If that’s not enough of an incentive, state law allows for fines to be levied against companies whose products violate Prop 65 mandates. Those fines can run up to $2,500 per product per day, though Ellis said that provision is rarely enforced.
Who’s at risk
Although most of the responsibility for Prop 65 warning labels falls on the manufacturers of those products, the legalities can easily rope in retailers who aren’t on their toes.
So DeCaro and Ellis recommend that all retailers begin using indemnification agreements or clauses in their contracts with distributors to ensure they’re not held legally responsible for a product that might be labeled improperly.
“If they don’t have good indemnification clauses in their supplier agreements … that could be problematic for some retailers,” DeCaro warned.
DeCaro also said she’s much more worried about hemp companies than marijuana businesses at this stage. She’s seen a good number of hemp-derived CBD products that don’t yet have Prop 65 warnings on their labels.

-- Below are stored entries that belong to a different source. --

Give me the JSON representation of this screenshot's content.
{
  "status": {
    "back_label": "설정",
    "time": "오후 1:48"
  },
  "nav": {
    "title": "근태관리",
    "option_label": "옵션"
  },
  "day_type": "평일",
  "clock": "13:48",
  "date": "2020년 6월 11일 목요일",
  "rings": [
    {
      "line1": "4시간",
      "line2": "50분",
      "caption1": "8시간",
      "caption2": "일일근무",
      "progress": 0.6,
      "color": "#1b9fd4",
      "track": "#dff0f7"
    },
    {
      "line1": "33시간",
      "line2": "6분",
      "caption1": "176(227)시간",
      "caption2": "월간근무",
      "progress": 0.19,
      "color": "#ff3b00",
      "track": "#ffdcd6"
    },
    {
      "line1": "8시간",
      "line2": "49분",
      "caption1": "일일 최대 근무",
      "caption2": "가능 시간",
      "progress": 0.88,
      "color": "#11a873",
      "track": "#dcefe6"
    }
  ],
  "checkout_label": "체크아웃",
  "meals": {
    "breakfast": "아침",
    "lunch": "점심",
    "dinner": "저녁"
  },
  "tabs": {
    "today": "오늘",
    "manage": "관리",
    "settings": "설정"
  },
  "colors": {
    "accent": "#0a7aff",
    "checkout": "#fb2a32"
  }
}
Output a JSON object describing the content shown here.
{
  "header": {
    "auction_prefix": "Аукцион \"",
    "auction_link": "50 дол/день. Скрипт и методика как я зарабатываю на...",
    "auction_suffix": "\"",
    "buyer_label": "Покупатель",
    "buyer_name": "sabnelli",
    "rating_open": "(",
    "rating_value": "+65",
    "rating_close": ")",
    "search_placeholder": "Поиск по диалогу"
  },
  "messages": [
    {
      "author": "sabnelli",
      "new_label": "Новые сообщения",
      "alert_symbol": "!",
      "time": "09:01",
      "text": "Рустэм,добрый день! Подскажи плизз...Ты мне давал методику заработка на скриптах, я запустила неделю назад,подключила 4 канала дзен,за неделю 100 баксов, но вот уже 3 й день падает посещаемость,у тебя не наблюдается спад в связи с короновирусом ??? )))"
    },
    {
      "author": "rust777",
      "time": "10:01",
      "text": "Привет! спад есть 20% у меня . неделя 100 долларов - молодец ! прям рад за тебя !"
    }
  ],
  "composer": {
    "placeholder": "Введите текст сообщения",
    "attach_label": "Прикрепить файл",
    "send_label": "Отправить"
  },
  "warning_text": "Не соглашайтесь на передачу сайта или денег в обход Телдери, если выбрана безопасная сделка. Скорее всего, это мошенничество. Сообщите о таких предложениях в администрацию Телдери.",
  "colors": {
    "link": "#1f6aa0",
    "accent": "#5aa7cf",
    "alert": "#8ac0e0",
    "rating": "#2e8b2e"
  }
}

“It’s really the hemp-derived CBD products you’re going to see a lot of whiplash around, because I don’t think they understand they need to list THC as a reproductive toxin under Prop 65,” DeCaro said.
“They’re probably the ones who are going to be caught unaware by this.”
For the most part, though, word has spread around the marijuana industry, and most operators seem to be prepared for the Jan. 3 deadline.
“The industry is aware. There’s been a fairly good job of discussing the need for Prop 65,” said Pamela Epstein, attorney for Oakland-based Eden Enterprises and a board member of the California Cannabis Industry Association.
“Prop 65 is generally on most checklists for incoming and outgoing product at the manufacturing and distribution and retail level, so they should be ready.”
Bryce Berryessa, who runs several marijuana companies in Santa Cruz, including manufacturing brand La Vida Verde, said his sense is that many cannabis businesses have already prepped for the new labeling requirement.
“I think most companies are using the short form Prop 65 requirements so the changes do not pose too much of an issue,” Berryessa wrote in an email to Marijuana Business Daily.
“I do think it would have been nice if the regulatory bodies spread the information a bit better, as I think it may catch some companies off guard,” he added.
“Particularly flower and vape companies, as they are less likely to use the short from Prop 65 requirements.”